I am off to Perugia, Italy to teach a workshop in water conflict for the next week. I was hoping to learn more about greywater reuse in Italy before departing, but came up with very little except for this article on the water footprint of pasta and pizza from the Dutch experts who created the water footprint concept for use across the world, M.M. Aldaya,  and A.Y. Hoekstra.
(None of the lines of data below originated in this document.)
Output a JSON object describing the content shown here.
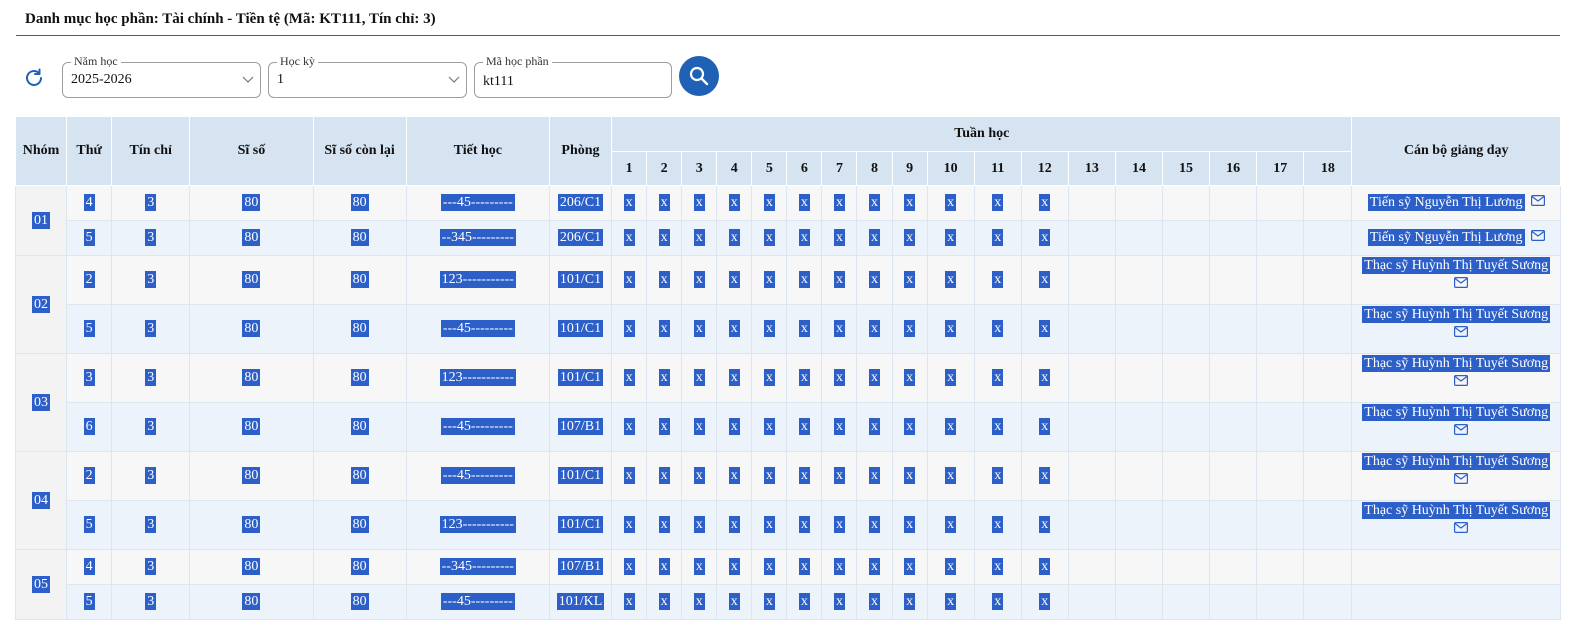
{
  "page": {
    "title": "Danh mục học phần: Tài chính - Tiền tệ (Mã: KT111, Tín chỉ: 3)"
  },
  "filters": {
    "year": {
      "label": "Năm học",
      "value": "2025-2026"
    },
    "semester": {
      "label": "Học kỳ",
      "value": "1"
    },
    "course_code": {
      "label": "Mã học phần",
      "value": "kt111"
    }
  },
  "table": {
    "headers": {
      "group": "Nhóm",
      "day": "Thứ",
      "credits": "Tín chỉ",
      "capacity": "Sĩ số",
      "remaining": "Sĩ số còn lại",
      "periods": "Tiết học",
      "room": "Phòng",
      "weeks": "Tuần học",
      "teacher": "Cán bộ giảng dạy"
    },
    "week_numbers": [
      "1",
      "2",
      "3",
      "4",
      "5",
      "6",
      "7",
      "8",
      "9",
      "10",
      "11",
      "12",
      "13",
      "14",
      "15",
      "16",
      "17",
      "18"
    ],
    "groups": [
      {
        "group": "01",
        "rows": [
          {
            "day": "4",
            "credits": "3",
            "capacity": "80",
            "remaining": "80",
            "periods": "---45---------",
            "room": "206/C1",
            "weeks": [
              "x",
              "x",
              "x",
              "x",
              "x",
              "x",
              "x",
              "x",
              "x",
              "x",
              "x",
              "x"
            ],
            "teacher": "Tiến sỹ Nguyễn Thị Lương"
          },
          {
            "day": "5",
            "credits": "3",
            "capacity": "80",
            "remaining": "80",
            "periods": "--345---------",
            "room": "206/C1",
            "weeks": [
              "x",
              "x",
              "x",
              "x",
              "x",
              "x",
              "x",
              "x",
              "x",
              "x",
              "x",
              "x"
            ],
            "teacher": "Tiến sỹ Nguyễn Thị Lương"
          }
        ]
      },
      {
        "group": "02",
        "rows": [
          {
            "day": "2",
            "credits": "3",
            "capacity": "80",
            "remaining": "80",
            "periods": "123-----------",
            "room": "101/C1",
            "weeks": [
              "x",
              "x",
              "x",
              "x",
              "x",
              "x",
              "x",
              "x",
              "x",
              "x",
              "x",
              "x"
            ],
            "teacher": "Thạc sỹ Huỳnh Thị Tuyết Sương"
          },
          {
            "day": "5",
            "credits": "3",
            "capacity": "80",
            "remaining": "80",
            "periods": "---45---------",
            "room": "101/C1",
            "weeks": [
              "x",
              "x",
              "x",
              "x",
              "x",
              "x",
              "x",
              "x",
              "x",
              "x",
              "x",
              "x"
            ],
            "teacher": "Thạc sỹ Huỳnh Thị Tuyết Sương"
          }
        ]
      },
      {
        "group": "03",
        "rows": [
          {
            "day": "3",
            "credits": "3",
            "capacity": "80",
            "remaining": "80",
            "periods": "123-----------",
            "room": "101/C1",
            "weeks": [
              "x",
              "x",
              "x",
              "x",
              "x",
              "x",
              "x",
              "x",
              "x",
              "x",
              "x",
              "x"
            ],
            "teacher": "Thạc sỹ Huỳnh Thị Tuyết Sương"
          },
          {
            "day": "6",
            "credits": "3",
            "capacity": "80",
            "remaining": "80",
            "periods": "---45---------",
            "room": "107/B1",
            "weeks": [
              "x",
              "x",
              "x",
              "x",
              "x",
              "x",
              "x",
              "x",
              "x",
              "x",
              "x",
              "x"
            ],
            "teacher": "Thạc sỹ Huỳnh Thị Tuyết Sương"
          }
        ]
      },
      {
        "group": "04",
        "rows": [
          {
            "day": "2",
            "credits": "3",
            "capacity": "80",
            "remaining": "80",
            "periods": "---45---------",
            "room": "101/C1",
            "weeks": [
              "x",
              "x",
              "x",
              "x",
              "x",
              "x",
              "x",
              "x",
              "x",
              "x",
              "x",
              "x"
            ],
            "teacher": "Thạc sỹ Huỳnh Thị Tuyết Sương"
          },
          {
            "day": "5",
            "credits": "3",
            "capacity": "80",
            "remaining": "80",
            "periods": "123-----------",
            "room": "101/C1",
            "weeks": [
              "x",
              "x",
              "x",
              "x",
              "x",
              "x",
              "x",
              "x",
              "x",
              "x",
              "x",
              "x"
            ],
            "teacher": "Thạc sỹ Huỳnh Thị Tuyết Sương"
          }
        ]
      },
      {
        "group": "05",
        "rows": [
          {
            "day": "4",
            "credits": "3",
            "capacity": "80",
            "remaining": "80",
            "periods": "--345---------",
            "room": "107/B1",
            "weeks": [
              "x",
              "x",
              "x",
              "x",
              "x",
              "x",
              "x",
              "x",
              "x",
              "x",
              "x",
              "x"
            ],
            "teacher": ""
          },
          {
            "day": "5",
            "credits": "3",
            "capacity": "80",
            "remaining": "80",
            "periods": "---45---------",
            "room": "101/KL",
            "weeks": [
              "x",
              "x",
              "x",
              "x",
              "x",
              "x",
              "x",
              "x",
              "x",
              "x",
              "x",
              "x"
            ],
            "teacher": ""
          }
        ]
      }
    ]
  },
  "icons": {
    "refresh": "refresh-icon",
    "search": "search-icon",
    "mail": "mail-icon",
    "chevron": "chevron-down-icon"
  },
  "colors": {
    "accent": "#1f62b5",
    "header_bg": "#d6e4f2",
    "highlight": "#2d5fc8"
  }
}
Water resources use in agriculture is generally quantified in relation to the harvest. In contrast, this paper takes a consumer perspective by assessing water use in relation to the final consumer product. The paper analyses the water use related to two products that are typical to Italian consumers: pasta and pizza margherita. We use the water footprint concept as a tool to quantify and localise this water use. The water footprint of a product is the volume of freshwater used to produce the product, measured over the various steps of the production chain. We find that the water footprint of dry pasta made in Italy amounts to 1924 l of water per kilogram of pasta. The water footprint of a 725 g pizza margherita is 1216 l of water. The impacts of the water footprints of pasta and pizza depend on the vulnerability of the water systems where the footprints are located. The impact of the water footprint of pasta is most severe in Puglia and Sicily, where groundwater overexploitation for durum wheat irrigation is common. The impact of the water footprint of pizza is more diverse. It is concentrated in the first step of the supply chain of tomato puree and mozzarella, i.e. in the cultivation of tomatoes and the feed crops of dairy cows. The bread wheat used for the pizza base does not have large impacts. The water footprint impact of the tomato puree on the pizza is concentrated in Puglia (groundwater overexploitation and pollution related to tomato cultivation) and Emilia-Romagna (water pollution). The water footprint impact of mozzarella lies mostly in the effects of water use for producing the feed ingredients for the dairy cows. Mozzarella production further poses a potential threat to water quality, mostly in the Po valley, but this problem seems to be properly regulated, although possibly not fully controlled.

Read more in Agricultural Systems, Volume 103, Issue 6, July 2010, Pages 351-360 doi:10.1016/j.agsy.2010.03.004 to learn the details connected to greywater.

Check out your personal water footprint using their calculator here. If I see or hear of greywater reuse while in Italy, I will nota bene from there.

The Rainbow Water Coalition celebrates its 100th posting on greywater.